- O primeiro-ministro paquistanês, Shehbaz Sharif, quer esclarecer, durante a visita aos Estados Unidos, se tropas paquistanesas integram a força de estabilização em Gaza e qual seria o mandato.
- Sharif participa da primeira reunião formal da Board of Peace, presidida por Donald Trump, em Washington, com delegações de cerca de vinte países.
- Islamabad quer garantias de que a missão será de paz e não de desarmar o Hamas, deixando claro que não aceita esse papel.
- Trump planeja anunciar um plano de reconstrução para Gaza e detalhar uma força com participação de nações muçulmanas para a estabilização do território.
- Analistas dizem que o Paquistão poderia contribuir com suas forças, mas há necessidade de definir o papel, a autoridade e a cadeia de comando, além de considerar impactos internos.

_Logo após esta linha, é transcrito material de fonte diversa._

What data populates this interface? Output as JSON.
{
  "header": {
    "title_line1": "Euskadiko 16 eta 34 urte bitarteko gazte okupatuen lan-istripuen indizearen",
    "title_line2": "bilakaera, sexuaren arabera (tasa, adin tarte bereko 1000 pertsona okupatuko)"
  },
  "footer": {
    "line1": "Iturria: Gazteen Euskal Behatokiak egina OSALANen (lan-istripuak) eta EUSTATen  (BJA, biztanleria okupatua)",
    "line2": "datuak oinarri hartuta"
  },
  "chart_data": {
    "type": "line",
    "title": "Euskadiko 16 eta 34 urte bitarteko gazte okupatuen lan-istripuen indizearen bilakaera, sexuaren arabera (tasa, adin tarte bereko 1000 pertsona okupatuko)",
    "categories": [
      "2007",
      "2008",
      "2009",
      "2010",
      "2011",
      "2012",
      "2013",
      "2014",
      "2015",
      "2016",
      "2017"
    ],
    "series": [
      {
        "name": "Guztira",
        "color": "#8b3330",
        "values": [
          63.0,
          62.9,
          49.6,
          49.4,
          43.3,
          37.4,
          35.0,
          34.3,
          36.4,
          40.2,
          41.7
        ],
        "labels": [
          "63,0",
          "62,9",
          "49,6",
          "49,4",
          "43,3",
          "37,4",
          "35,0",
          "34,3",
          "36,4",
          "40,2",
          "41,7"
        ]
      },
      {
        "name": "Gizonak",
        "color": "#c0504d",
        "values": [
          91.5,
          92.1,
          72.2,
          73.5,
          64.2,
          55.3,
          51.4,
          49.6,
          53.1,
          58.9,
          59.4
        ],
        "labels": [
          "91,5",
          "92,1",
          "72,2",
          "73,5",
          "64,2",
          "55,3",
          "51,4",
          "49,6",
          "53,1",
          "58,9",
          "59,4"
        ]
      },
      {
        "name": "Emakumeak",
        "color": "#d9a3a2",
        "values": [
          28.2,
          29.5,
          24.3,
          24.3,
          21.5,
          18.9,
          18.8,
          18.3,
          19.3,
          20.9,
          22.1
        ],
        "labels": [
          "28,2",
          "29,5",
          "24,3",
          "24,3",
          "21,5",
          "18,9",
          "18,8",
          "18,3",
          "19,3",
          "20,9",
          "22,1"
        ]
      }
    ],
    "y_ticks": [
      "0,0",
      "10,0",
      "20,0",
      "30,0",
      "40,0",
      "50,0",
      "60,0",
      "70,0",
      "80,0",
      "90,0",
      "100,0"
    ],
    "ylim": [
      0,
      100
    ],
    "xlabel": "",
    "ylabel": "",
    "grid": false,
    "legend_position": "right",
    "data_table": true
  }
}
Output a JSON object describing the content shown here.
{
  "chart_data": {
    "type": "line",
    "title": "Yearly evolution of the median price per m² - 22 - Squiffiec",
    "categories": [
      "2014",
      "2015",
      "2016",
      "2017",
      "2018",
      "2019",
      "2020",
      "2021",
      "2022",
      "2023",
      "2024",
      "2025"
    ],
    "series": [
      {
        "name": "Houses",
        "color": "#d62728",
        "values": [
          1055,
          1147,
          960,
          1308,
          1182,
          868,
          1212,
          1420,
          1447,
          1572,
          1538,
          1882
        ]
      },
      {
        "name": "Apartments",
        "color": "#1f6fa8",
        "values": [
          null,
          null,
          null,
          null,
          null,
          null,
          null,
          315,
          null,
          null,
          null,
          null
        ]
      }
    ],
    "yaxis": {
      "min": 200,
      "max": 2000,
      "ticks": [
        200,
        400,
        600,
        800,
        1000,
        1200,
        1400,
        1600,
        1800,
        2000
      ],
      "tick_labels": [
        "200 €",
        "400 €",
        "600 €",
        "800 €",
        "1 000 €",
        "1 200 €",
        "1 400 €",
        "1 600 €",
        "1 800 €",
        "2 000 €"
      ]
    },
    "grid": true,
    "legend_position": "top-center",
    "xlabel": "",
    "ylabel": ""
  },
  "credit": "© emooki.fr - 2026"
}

Pakistan busca clareza sobre uso de tropas para Gaza durante visita aos EUA
O primeiro-ministro paquistanês, Shehbaz Sharif, analisa enviar tropas à Gaza como parte da Força de Estabilização Internacional. A verificação ocorre durante viagem aos Estados Unidos, para participar da primeira reunião formal da Board of Peace, em Washington.
Três fontes populares disseram à Reuters que Sharif quer entender o objetivo da Força de Estabilização, a autoridade operante e a cadeia de comando antes de decidir pelo envio. O governo paquistanês não havia comentado até o momento.
Contexto do encontro
A reunião em Washington, sob a presidência de Donald Trump, deve anunciar um plano de reconstrução bilionário para Gaza e detalhar uma força com mandato da ONU para o enclave.
Analistas veem o Paquistão como potencial ativo da força multilateral, dada sua experiência militar. Um interlocutor próximo a Sharif informou que o país poderia enviar, inicialmente, algumas milhares de tropas, desde que haja clareza sobre o papel.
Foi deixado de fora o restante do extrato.